Bei richtiger Betrachtung des Wesens der Verunstaltungsentschadigung als Ersatz für entgangene Chancen erweist sich somit auch das weitere Revisionsvorbringen, es hätte die Unsicherheit des Berufes eines Installateurs gegenüber der Sicherheit, die eine Beschäftigung im Staatsdienst gebe, abgewogen werden müssen, als nicht stichhaltig. Ganz abgesehen davon, daß von Sicherheit der Existenz eines Vertragsbediensteten mit Rücksicht auf die Kundbarkeit des Vertragsverhältnisses, wohl nicht gesprochen werden kann, stehen den mit der Ausübung einer freien wirtschaftlichen Tätigkeit, wie etwa der Führung eines Handwerksbetriebes, verbundenen Risiken eben entsprechende Gewinnmöglichkeiten gegenüber, die auch in wirtschaftlich weniger günstigen Zeiten erfahrungsgemäß nicht verloren gehen. Der Vorwurf, das Berufungsgericht habe die Möglichkeiten eines wirtschaftlichen Rückschrittes, der einen "staatsangestellten" weniger betreffe, außer acht gelassen, geht somit ebenfalls ins Leere.

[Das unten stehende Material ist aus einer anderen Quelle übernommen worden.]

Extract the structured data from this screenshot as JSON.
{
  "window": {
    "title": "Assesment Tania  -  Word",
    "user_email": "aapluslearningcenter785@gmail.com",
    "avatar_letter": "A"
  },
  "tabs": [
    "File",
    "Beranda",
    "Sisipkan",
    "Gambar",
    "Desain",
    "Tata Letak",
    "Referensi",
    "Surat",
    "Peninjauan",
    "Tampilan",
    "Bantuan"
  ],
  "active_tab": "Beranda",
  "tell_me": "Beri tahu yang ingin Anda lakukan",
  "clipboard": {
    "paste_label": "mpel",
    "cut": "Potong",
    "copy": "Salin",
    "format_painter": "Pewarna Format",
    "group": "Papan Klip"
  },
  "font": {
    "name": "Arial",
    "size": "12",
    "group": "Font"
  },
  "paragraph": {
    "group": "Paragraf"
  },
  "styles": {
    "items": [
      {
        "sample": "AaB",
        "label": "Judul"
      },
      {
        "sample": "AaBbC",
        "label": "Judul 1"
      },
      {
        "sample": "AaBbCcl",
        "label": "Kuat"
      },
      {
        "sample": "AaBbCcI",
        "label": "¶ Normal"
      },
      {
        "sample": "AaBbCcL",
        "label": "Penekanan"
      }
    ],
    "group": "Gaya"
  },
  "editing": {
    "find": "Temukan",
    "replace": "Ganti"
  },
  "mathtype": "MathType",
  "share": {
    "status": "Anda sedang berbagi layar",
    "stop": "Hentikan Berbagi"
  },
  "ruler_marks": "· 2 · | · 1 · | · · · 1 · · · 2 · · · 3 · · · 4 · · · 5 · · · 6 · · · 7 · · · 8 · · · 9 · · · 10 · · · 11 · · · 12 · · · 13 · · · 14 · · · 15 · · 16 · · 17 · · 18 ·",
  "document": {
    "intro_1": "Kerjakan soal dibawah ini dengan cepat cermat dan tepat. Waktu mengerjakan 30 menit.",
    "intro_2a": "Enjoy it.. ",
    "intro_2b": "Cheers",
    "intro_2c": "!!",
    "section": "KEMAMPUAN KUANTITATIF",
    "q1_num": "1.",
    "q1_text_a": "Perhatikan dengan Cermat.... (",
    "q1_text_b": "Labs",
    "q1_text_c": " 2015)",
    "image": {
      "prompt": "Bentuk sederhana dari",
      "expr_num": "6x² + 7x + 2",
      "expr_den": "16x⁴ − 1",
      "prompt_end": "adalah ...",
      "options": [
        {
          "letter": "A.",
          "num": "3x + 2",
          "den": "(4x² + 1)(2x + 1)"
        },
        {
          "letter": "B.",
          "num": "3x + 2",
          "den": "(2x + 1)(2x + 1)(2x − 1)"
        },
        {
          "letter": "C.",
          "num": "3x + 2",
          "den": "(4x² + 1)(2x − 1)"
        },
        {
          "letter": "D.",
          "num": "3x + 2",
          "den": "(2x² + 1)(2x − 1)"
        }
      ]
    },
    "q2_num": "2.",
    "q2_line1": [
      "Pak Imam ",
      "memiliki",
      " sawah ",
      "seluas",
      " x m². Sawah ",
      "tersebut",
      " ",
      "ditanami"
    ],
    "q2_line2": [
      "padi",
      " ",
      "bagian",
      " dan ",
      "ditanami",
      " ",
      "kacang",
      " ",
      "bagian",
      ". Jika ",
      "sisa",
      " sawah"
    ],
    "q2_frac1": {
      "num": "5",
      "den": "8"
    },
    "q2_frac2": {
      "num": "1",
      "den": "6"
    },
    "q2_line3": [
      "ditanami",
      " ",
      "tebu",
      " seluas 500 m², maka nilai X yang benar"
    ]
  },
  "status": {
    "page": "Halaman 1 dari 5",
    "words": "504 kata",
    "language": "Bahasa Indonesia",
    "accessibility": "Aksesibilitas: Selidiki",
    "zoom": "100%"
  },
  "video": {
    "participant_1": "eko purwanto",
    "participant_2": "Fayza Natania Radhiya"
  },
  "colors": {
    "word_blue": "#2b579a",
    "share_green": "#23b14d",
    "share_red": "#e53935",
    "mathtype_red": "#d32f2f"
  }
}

Die Vorinstanzen haben somit den Anspruch des Klägers auf Zahlung einer Entschädigung nach § 1326 ABGB mit Recht bejaht.
Auch gegen die Bemessung dieser Entschädigung mit 60.000 S bestehen im Hinblick auf das Ausmaß der Verunstaltung und die Wahrscheinlichkeit des Verlustes der sonst gebotenen Chancen keine Bedenken.